Nicola Ricciardi: “Vi racconto la mia Miart”

Nicola Ricciardi: "Vi racconto la mia Miart"

Il critico e curatore Nicola Ricciardi, ex direttore artistico delle Officine Ogr di Torino, prese quattro anni fa il testimone di Alessandro Rabottini alla guida di Miart nel momento migliore, ma anche nel momento peggiore. La fiera milanese viaggiava sulle ali di un successo crescente di pubblico e di mercato, ma il tunnel della pandemia stava trascinando anche il sistema dell’arte in un cosmico buco nero. Oggi, alla chiusura della «sua» quarta edizione, quell’incubo sembra solo un brutto ricordo anche se molte cose, rispetto al periodo pre-covid, sono inesorabilmente cambiate. Il ritorno al futuro è nel numero delle gallerie, oltre 180 tra italiane e estere, pari a quello dell’edizione 2019. «Chi pensava che la rivoluzione online avrebbe fatto fare salti quantici al mercato dell’arte si sbagliava – dice Ricciardi – e oggi si dimostra che il rapporto vis a vis collezionista-gallerista è insostituibile. Però…»

Però?

«Da tempo sono convinto che il modello fieristico tradizionale abbia segnato il passo, lo dimostra l’attitudine delle gallerie a presenziare a sempre meno manifestazioni, e non è solo una questione di costi. C’è un trend generale che impone alle fiere una sempre maggior specificità dell’offerta e dei programmi. Paradossalmente quelle medie come Miart sono più in salute di big come Art Basel, Frieze o Tefaf, che nelle ultime edizioni non sono andate benissimo».

Le cause non stanno anche nella crisi del mercato?

«Non parlerei esattamente di crisi. Dal Covid in poi c’è stata indubbiamente una frenata da parte dei big spender, più prudenti a sganciare liquidità, forti anche di collezioni ormai ben consolidate. Oggi la vera sfida sta nell’educare una nuova classe di collezionisti giovani che possano puntare alla generazione di artisti 40-50enni. É un lavoro per cui occorrono almeno cinque anni, ma il momento è propizio perchè oggi sono le gallerie ad aver bisogno di liquidità e quindi si può iniziare a costruire una raccolta facendo buoni affari».

Miart, nel panorama italiano, mantiene la sua identità di fiera al guado tra moderno e nuove tendenze. Una scelta che considera premiante anche nell’attuale congiuntura?

«Assolutamente sì perchè, al di là delle apparenze, una netta specificità oggi ci differenzia dalle fiere internazionali. Ciò vale anche per Artissima di Torino che ha sempre puntato solo sul contemporaneo e che infatti non conosce crisi».

Miart però continua a investire sulla presenza di gallerie straniere. Non è un modo per scimmiottare le grandi fiere internazionali?

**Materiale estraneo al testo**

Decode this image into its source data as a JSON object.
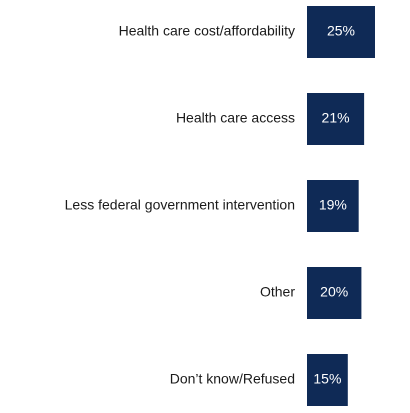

«No, non ce lo potremmo neanche permettere. La presenza di gallerie estere di qualità è ovviamente fondamentale, ma il collezionista non viene a Miart per cercare opere che troverebbe a Basilea o a Londra, ma per quel 60 per cento di gallerie italiane che solo qui portano delle opere-chicche tra moderno e contemporaneo».

Faccia qualche esempio.

«La galleria Tornabuoni ha esposto due capolavori di Alberto Burri, Combustione B.A. (1960) e Combustione plastica (1957), che sono state protagoniste della mostra “Arte Povera” al Pompidou di Parigi nel 2016 e della mostra itinerante “Alberto Burri e Lucio Fontana” che ha attraversato gli Usa tra il 1966 e il 1968. E ancora: su mia richiesta, le gallerie Lo Scudo di Verona e Lampertico di Milano porteranno opere legate a Venezia di cui si sta per aprire la Biennale: un progetto sullo spazialismo veneto e uno sugli artisti italiani passati dalla Peggy Guggenheim».

A proposito della Biennale. Quest’anno Miart ha aperto praticamente nella stessa settimana, e pure in concomitanza con la design week. Questa bulimìa di eventi non rischia di disperdere il pubblico?

«Io guardo il lato positivo, e cioè il fatto che negli stessi giorni affluiranno nel Norditalia collezionisti, critici e direttori di musei da tutto il mondo. Sono certo che Miart saprà giovarsene, senza contare che il pubblico troverà in fiera anche artisti presenti a Venezia.

Aggiungo che l’altra nostra specificità è la città di Milano, con la sua concentrazione di mostre-eventi e occasioni di convivialità: un ingrediente prezioso per ispirare i collezionisti a comprare».